Heading to Lewis Field to face the Oklahoma State Cowboys in the Cyclones' conference finale, Majors sought to avoid another embarrassing defeat before the Liberty Bowl. Although the seventeenth-ranked Cyclones were favored by a touchdown, the 5–4 Cowboys were eager to obtain their first winning season since 1959, secure third place in the Big Eight standings, and avenge their 55–0 loss to the Cyclones in the previous season. Despite early-season upsets of bowl-bound Colorado and Missouri teams, the Cowboys, led by first-year head coach Dave Smith, had not received a bowl invitation and desired to prove their fitness for one. Running a wishbone offense, the Cowboys ranked 4th nationally in rushing yards, powered by quarterback Brent Blackman and running backs George Palmer and Fountain Smith.

The Cyclones started hot with a 28-yard completion from Amundson to Moses on the first play of the game, and got a first down at the Cowboys 26 on a 15-yard Strachan run.

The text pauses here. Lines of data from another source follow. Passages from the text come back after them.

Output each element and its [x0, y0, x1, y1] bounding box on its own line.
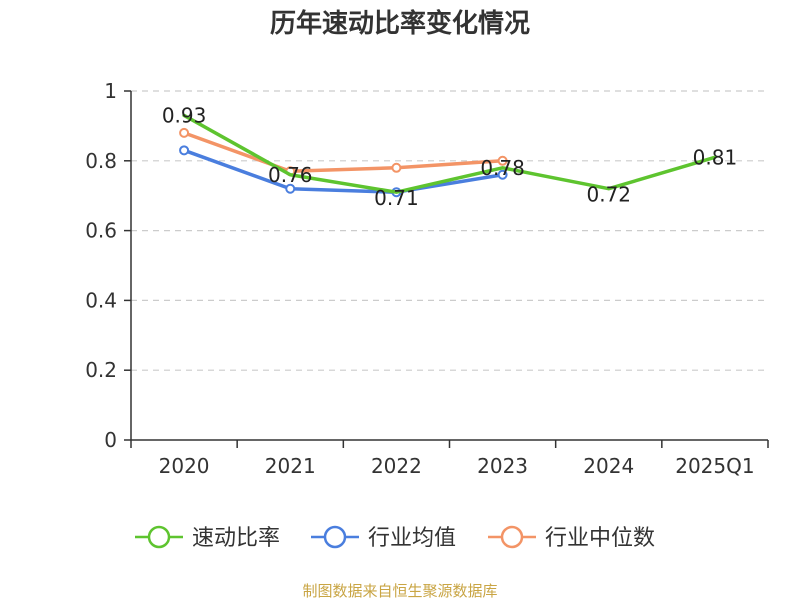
x-tick-label: 2022 [371, 454, 422, 478]
x-tick-label: 2023 [477, 454, 528, 478]
series-line-industry-average [182, 148, 505, 194]
data-label: 0.71 [374, 186, 419, 210]
x-tick-label: 2025Q1 [675, 454, 754, 478]
legend-marker [500, 525, 524, 549]
legend-marker [147, 525, 171, 549]
y-tick-label: 0 [104, 428, 117, 452]
chart-title: 历年速动比率变化情况 [270, 8, 530, 39]
x-tick-label: 2024 [583, 454, 634, 478]
data-point [497, 169, 508, 180]
y-tick-label: 0.2 [85, 358, 117, 382]
series-line-industry-median [182, 131, 505, 174]
data-label: 0.76 [268, 163, 313, 187]
data-label: 0.72 [586, 183, 631, 207]
data-point [497, 155, 508, 166]
source-note: 制图数据来自恒生聚源数据库 [302, 582, 497, 600]
x-tick-label: 2021 [265, 454, 316, 478]
data-label: 0.93 [162, 103, 207, 127]
series-line-quick-ratio [182, 113, 717, 194]
data-point [179, 127, 190, 138]
y-tick-label: 0.6 [85, 219, 117, 243]
legend-label: 速动比率 [192, 526, 280, 551]
data-label: 0.78 [480, 156, 525, 180]
data-point [179, 145, 190, 156]
legend-label: 行业中位数 [545, 526, 655, 551]
y-tick-label: 0.4 [85, 288, 117, 312]
y-tick-label: 1 [104, 79, 117, 103]
legend-label: 行业均值 [368, 526, 456, 551]
y-tick-label: 0.8 [85, 149, 117, 173]
legend-marker [323, 525, 347, 549]
x-tick-label: 2020 [159, 454, 210, 478]
data-point [285, 183, 296, 194]
data-point [391, 162, 402, 173]
data-label: 0.81 [693, 145, 738, 169]
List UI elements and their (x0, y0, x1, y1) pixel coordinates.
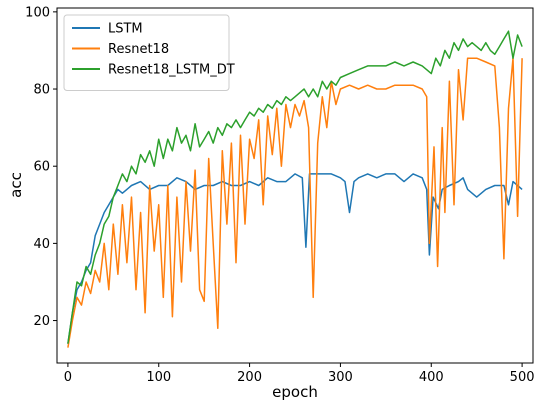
x-tick-label: 100 (146, 370, 171, 385)
y-axis-label: acc (7, 172, 25, 198)
series-line-2 (67, 30, 523, 344)
y-tick-label: 60 (33, 160, 50, 175)
plot-frame (56, 7, 534, 364)
y-ticks: 20 40 60 80 100 (25, 5, 57, 329)
legend-box (63, 14, 230, 91)
x-tick-label: 500 (510, 370, 535, 385)
legend: LSTM Resnet18 Resnet18_LSTM_DT (63, 14, 235, 91)
series-line-1 (67, 57, 523, 348)
plot-lines (67, 30, 523, 348)
legend-label: Resnet18 (108, 42, 169, 57)
x-ticks: 0 100 200 300 400 500 (64, 363, 535, 385)
x-tick-label: 400 (419, 370, 444, 385)
legend-label: LSTM (108, 22, 143, 37)
series-line-0 (67, 173, 523, 344)
y-tick-label: 40 (33, 237, 50, 252)
x-tick-label: 300 (328, 370, 353, 385)
y-tick-label: 80 (33, 83, 50, 98)
y-tick-label: 20 (33, 314, 50, 329)
y-tick-label: 100 (25, 5, 50, 20)
legend-label: Resnet18_LSTM_DT (108, 63, 235, 78)
x-axis-label: epoch (272, 383, 318, 401)
x-tick-label: 0 (64, 370, 72, 385)
x-tick-label: 200 (237, 370, 262, 385)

The game soon went downhill when the Cowboys' Bob Shepard recovered a Larry Marquardt fumble at the Cowboys 22. On second down, the Cowboys ran a prearranged sleeper pass trick play in which they lined up after a quick huddle before Blackman surprised the Cyclones defense with a pass to Tom Stremme, who had not huddled and was uncovered in the flat. Stremme ran for 64 yards before John Schweizer tackled him at the Cyclones 11, saving the touchdown. A Smith run punched the ball in for the touchdown, but Eddie Garrett missed the extra point. Majors challenged the trick play but the referees upheld their decision. Three plays after the kickoff, Amundson lost the ball when he was hit by Doug Tarrant and it was recovered by Jay Cruse who returned it to the Cyclones 4. Alton Gerard punched the ball in for a touchdown and Blackman converted on a run to put the Cowboys up 14–0 in the first five minutes of the game.

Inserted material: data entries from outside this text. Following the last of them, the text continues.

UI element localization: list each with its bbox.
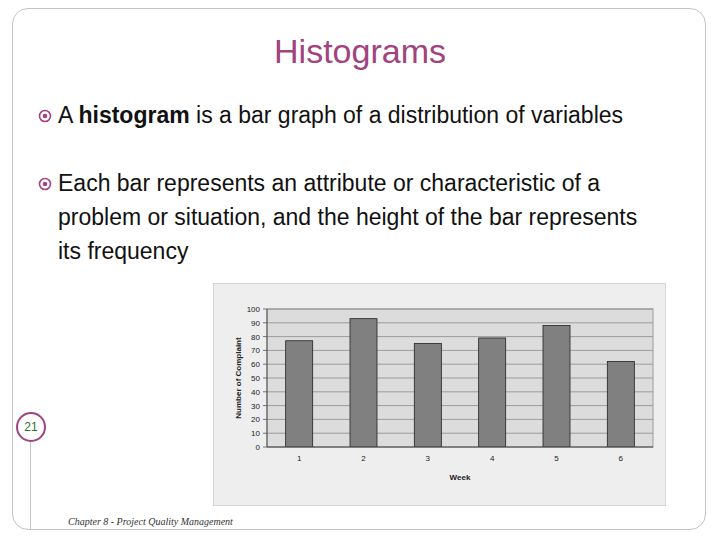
y-tick-label: 60 <box>251 360 260 369</box>
bars <box>286 319 635 447</box>
y-tick <box>263 336 267 337</box>
grid-line <box>267 391 653 392</box>
chart-background <box>213 283 666 506</box>
y-tick <box>263 378 267 379</box>
chart: 0 10 20 30 40 50 60 70 80 90 100 1 2 3 4 5 6 Week Number o… <box>213 283 666 506</box>
x-tick-label: 2 <box>361 454 366 463</box>
bullet-ring <box>40 179 51 190</box>
page-number: 21 <box>16 412 46 442</box>
slide-title: Histograms <box>0 32 720 71</box>
y-tick-label: 80 <box>251 333 260 342</box>
y-tick-label: 30 <box>251 402 260 411</box>
bullet-text: is a bar graph of a distribution of vari… <box>190 102 623 128</box>
page-number-text: 21 <box>24 420 37 434</box>
decor-line <box>30 442 31 530</box>
plot-area <box>267 309 653 447</box>
grid-line <box>267 447 653 448</box>
x-tick-label: 1 <box>297 454 302 463</box>
bar <box>286 341 313 447</box>
y-tick <box>263 309 267 310</box>
y-tick-label: 40 <box>251 388 260 397</box>
grid-line <box>267 364 653 365</box>
bullet-dot <box>43 182 48 187</box>
y-axis-label: Number of Complaint <box>234 337 243 419</box>
y-axis <box>267 309 268 447</box>
grid-line <box>267 309 653 310</box>
title-text: Histograms <box>274 32 446 70</box>
bullet-icon <box>38 177 52 191</box>
bullet-dot <box>43 114 48 119</box>
y-tick-label: 50 <box>251 374 260 383</box>
bullet-bold: histogram <box>78 102 189 128</box>
y-tick <box>263 433 267 434</box>
y-tick <box>263 391 267 392</box>
y-tick-label: 100 <box>247 305 261 314</box>
x-axis-label: Week <box>450 473 471 482</box>
grid-line <box>267 322 653 323</box>
grid-line <box>267 336 653 337</box>
bar <box>479 338 506 447</box>
y-tick-label: 70 <box>251 346 260 355</box>
bar <box>350 319 377 447</box>
y-tick <box>263 322 267 323</box>
bar <box>543 326 570 447</box>
slide: Histograms A histogram is a bar graph of … <box>0 0 720 540</box>
x-axis <box>267 447 653 448</box>
y-tick <box>263 419 267 420</box>
x-tick-label: 4 <box>490 454 495 463</box>
bullet: A histogram is a bar graph of a distribu… <box>58 98 658 132</box>
grid-line <box>267 378 653 379</box>
bar <box>414 344 441 448</box>
bullet: Each bar represents an attribute or char… <box>58 166 658 268</box>
y-tick-label: 10 <box>251 429 260 438</box>
x-tick-label: 5 <box>554 454 559 463</box>
grid-line <box>267 405 653 406</box>
y-tick-label: 90 <box>251 319 260 328</box>
footer-text: Chapter 8 - Project Quality Management <box>68 516 233 527</box>
y-tick <box>263 364 267 365</box>
x-tick-label: 3 <box>426 454 431 463</box>
y-tick <box>263 447 267 448</box>
y-tick <box>263 405 267 406</box>
footer: Chapter 8 - Project Quality Management <box>68 516 233 527</box>
grid-line <box>267 433 653 434</box>
y-tick-label: 0 <box>256 443 261 452</box>
bullet-ring <box>40 111 51 122</box>
bullet-icon <box>38 109 52 123</box>
grid-line <box>267 419 653 420</box>
x-tick-label: 6 <box>619 454 624 463</box>
y-tick-label: 20 <box>251 415 260 424</box>
bullet-text: A <box>58 102 78 128</box>
y-tick <box>263 350 267 351</box>
bullet-text: Each bar represents an attribute or char… <box>58 170 637 264</box>
bar <box>607 361 634 447</box>
grid-line <box>267 350 653 351</box>
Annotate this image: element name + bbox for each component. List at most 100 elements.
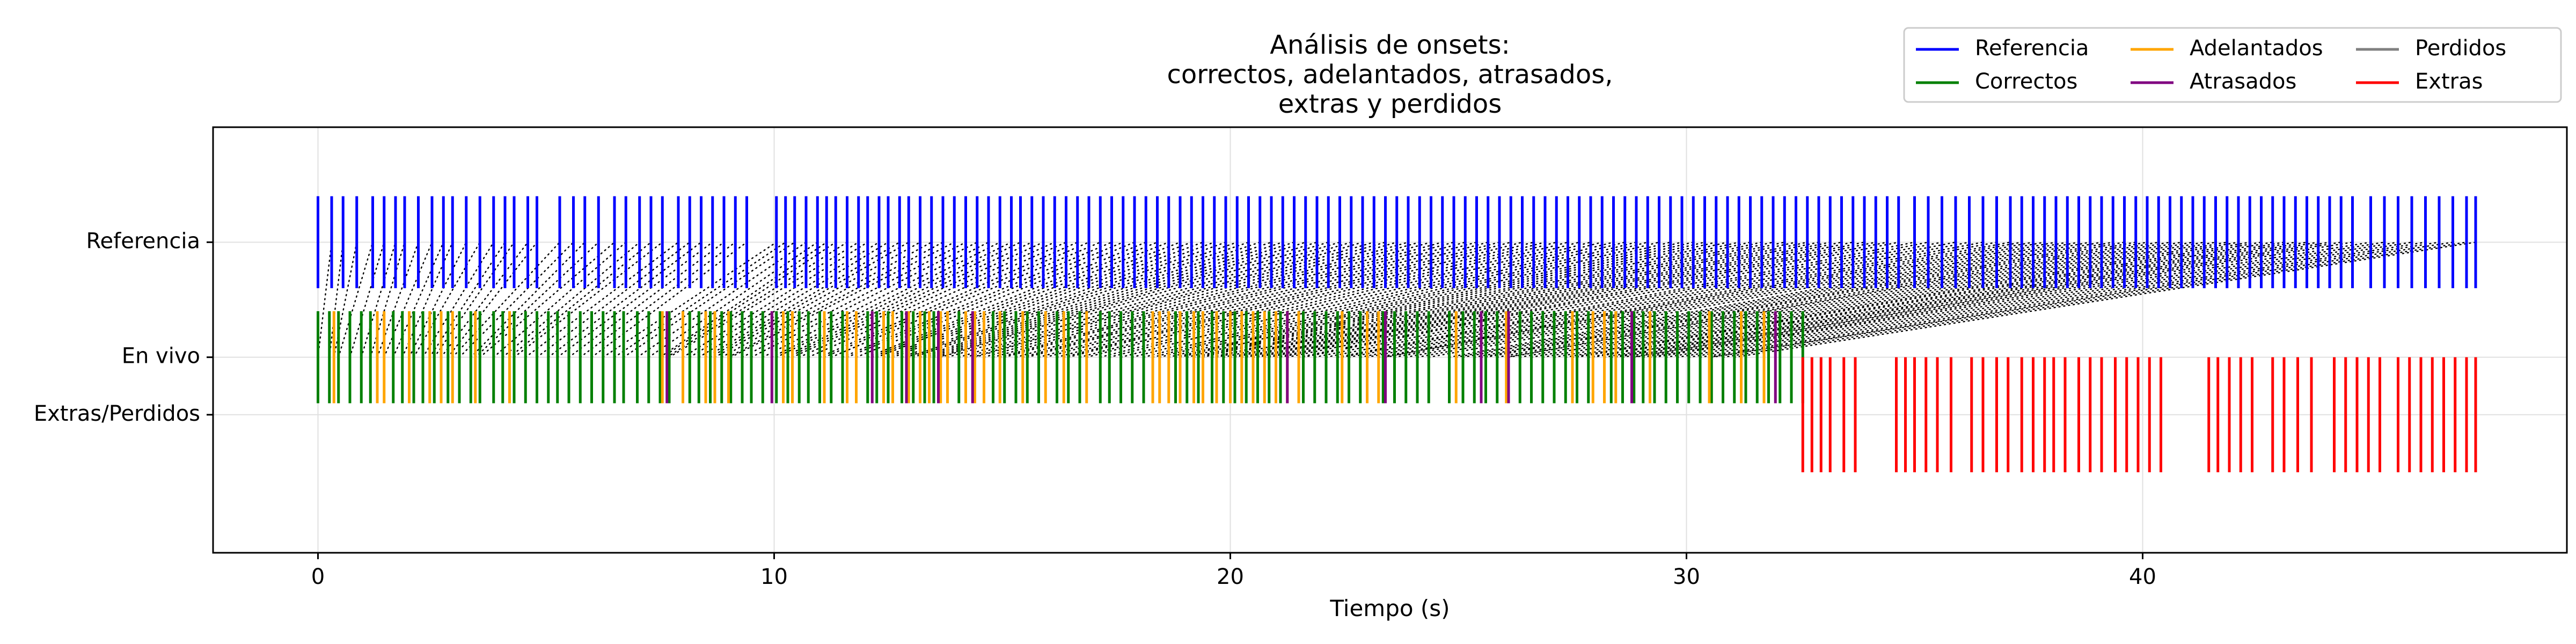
- match-line: [771, 241, 1001, 358]
- match-line: [1688, 241, 2413, 358]
- match-line: [440, 241, 529, 358]
- match-line: [1677, 241, 2399, 358]
- match-line: [872, 241, 1158, 358]
- match-line: [361, 241, 397, 358]
- match-line: [474, 241, 599, 358]
- chart-title-line-2: correctos, adelantados, atrasados,: [1167, 60, 1613, 90]
- legend-label: Perdidos: [2415, 36, 2506, 61]
- match-line: [1359, 241, 1957, 358]
- match-line: [819, 241, 1078, 358]
- match-line: [1722, 241, 2468, 358]
- match-line: [1337, 241, 1915, 358]
- match-line: [1257, 241, 1797, 358]
- match-line: [741, 241, 967, 358]
- match-line: [1448, 241, 2068, 358]
- match-line: [1592, 241, 2262, 358]
- match-line: [1168, 241, 1626, 358]
- match-line: [317, 241, 333, 358]
- match-line: [509, 241, 652, 358]
- match-line: [591, 241, 748, 358]
- match-line: [1653, 241, 2372, 358]
- x-tick-label-1: 10: [760, 565, 788, 589]
- match-line: [401, 241, 453, 358]
- match-line: [958, 241, 1341, 358]
- match-line: [1699, 241, 2426, 358]
- x-axis-ticks: 0 10 20 30 40: [311, 553, 2156, 589]
- match-line: [434, 241, 515, 358]
- match-line: [447, 241, 538, 358]
- legend-entry-perdidos: Perdidos: [2356, 36, 2506, 61]
- match-line: [1378, 241, 1984, 358]
- match-line: [1186, 241, 1660, 358]
- match-line: [328, 241, 344, 358]
- match-line: [1455, 241, 2080, 358]
- legend: Referencia Correctos Adelantados Atrasados P…: [1903, 27, 2562, 103]
- match-line: [1314, 241, 1888, 358]
- match-line: [1496, 241, 2136, 358]
- match-line: [1109, 241, 1557, 358]
- chart-title: Análisis de onsets: correctos, adelantad…: [1167, 30, 1613, 119]
- match-line: [1193, 241, 1671, 358]
- match-line: [408, 241, 467, 358]
- match-line: [940, 241, 1318, 358]
- match-line: [1553, 241, 2205, 358]
- x-tick-label-4: 40: [2129, 565, 2156, 589]
- match-line: [370, 241, 406, 358]
- match-line: [1531, 241, 2182, 358]
- match-line: [1216, 241, 1717, 358]
- legend-entry-atrasados: Atrasados: [2131, 69, 2296, 94]
- match-line: [1152, 241, 1603, 358]
- legend-entry-extras: Extras: [2356, 69, 2483, 94]
- match-line: [1366, 241, 1970, 358]
- match-line: [1175, 241, 1637, 358]
- match-line: [547, 241, 702, 358]
- match-line: [1179, 241, 1649, 358]
- match-line: [1571, 241, 2228, 358]
- match-line: [782, 241, 1021, 358]
- match-line: [1241, 241, 1762, 358]
- plot-frame: [212, 126, 2568, 554]
- x-tick-label-0: 0: [311, 565, 325, 589]
- match-line: [413, 241, 481, 358]
- atrasados-events: [665, 311, 1777, 404]
- match-line: [787, 241, 1033, 358]
- match-line: [965, 241, 1352, 358]
- legend-label: Referencia: [1975, 36, 2089, 61]
- match-line: [1542, 241, 2194, 358]
- match-line: [1642, 241, 2342, 358]
- match-line: [721, 241, 932, 358]
- x-tick-label-2: 20: [1217, 565, 1244, 589]
- match-line: [1086, 241, 1534, 358]
- event-marks: [317, 196, 2477, 472]
- match-line: [1507, 241, 2160, 358]
- match-line: [1733, 241, 2477, 358]
- match-line: [1348, 241, 1943, 358]
- x-tick-label-3: 30: [1673, 565, 1700, 589]
- match-line: [728, 241, 944, 358]
- match-line: [1480, 241, 2114, 358]
- match-line: [659, 241, 828, 358]
- match-line: [892, 241, 1204, 358]
- match-line: [1246, 241, 1774, 358]
- y-tick-label-2: Extras/Perdidos: [34, 401, 200, 426]
- match-line: [1649, 241, 2353, 358]
- match-line: [648, 241, 818, 358]
- match-line: [613, 241, 786, 358]
- match-line: [698, 241, 889, 358]
- x-axis-label: Tiempo (s): [1329, 595, 1450, 621]
- match-line: [1587, 241, 2251, 358]
- match-line: [1604, 241, 2273, 358]
- match-line: [1576, 241, 2240, 358]
- match-line: [636, 241, 807, 358]
- match-line: [1056, 241, 1489, 358]
- match-line: [429, 241, 506, 358]
- y-tick-label-1: En vivo: [122, 344, 200, 369]
- match-line: [905, 241, 1227, 358]
- match-line: [525, 241, 679, 358]
- extras-events: [1801, 357, 2477, 472]
- match-line: [1385, 241, 2011, 358]
- match-line: [750, 241, 978, 358]
- match-line: [983, 241, 1386, 358]
- legend-label: Adelantados: [2190, 36, 2323, 61]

Iowa State rallied after Steve Burns recovered a Palmer fumble on the Cyclones 39 and marched 61 yards in 13 plays down the field to score on an Amundson screen pass to Krepfle towards the end of the first quarter. Another Cowboys fumble, this time by Smith, was recovered by Ted Jornov near midfield, allowing the Cyclones drive 51 yards in seven plays to tie the game with a 25-yard touchdown pass from Amundson to Willie Jones in the first minute of the second quarter. However, Amundson was picked off by Lee Stover halfway through the quarter, giving the Cowboys offense starting field position at the Cyclone 39. Overcoming two illegal procedure penalties, the Cowboys drove in on a Palmer run for a 21–14 halftime lead after Blackman lateraled to Smith for a large gain. The third quarter was scoreless, but in the fourth the Cowboys exploded for 24 points on a Palmer touchdown run, a Garrett field goal, an Alfred Nelms touchdown run, and a Blackman touchdown run to seal their 45–14 victory. With the blowout loss, the Cyclones fell to sixth in the conference and were dropped from both polls.

| Team | 1 | 2 | 3 | 4 | Total |
|---|---|---|---|---|---|
| No. 17 Cyclones | 7 | 7 | 0 | 0 | 14 |
| • Cowboys | 14 | 7 | 0 | 24 | 45 |

=== At San Diego State ===
In the final regular season game, Iowa State was upset on the road 14–27 by Pacific Coast Athletic Association champions San Diego State, who were 22-point underdogs. The momentum of the game shifted on the first play of the fourth quarter when a 45-yard Goedjen field goal attempt was blocked by Joe Lavender and returned for a touchdown by Bill Ferguson, tying the game at 14. Phil Danowsky returned the kickoff but fumbled the ball, which was recovered by Ken Jackson to give San Diego State excellent field position at the Iowa State 39-yard line. In three plays, San Diego State quarterback Jesse Freitas passed to Isaac Curtis for the touchdown, giving the Aztecs a 21–14 lead. The Aztecs clinched their victory with 4:56 left in the game after Rick Ash intercepted Amundson on the Iowa State 30, and Frank Miller ran for a 1-yard touchdown in four plays to finish the San Diego State scoring drive. The Cyclones thus finished the regular season with a 5–5–1 record.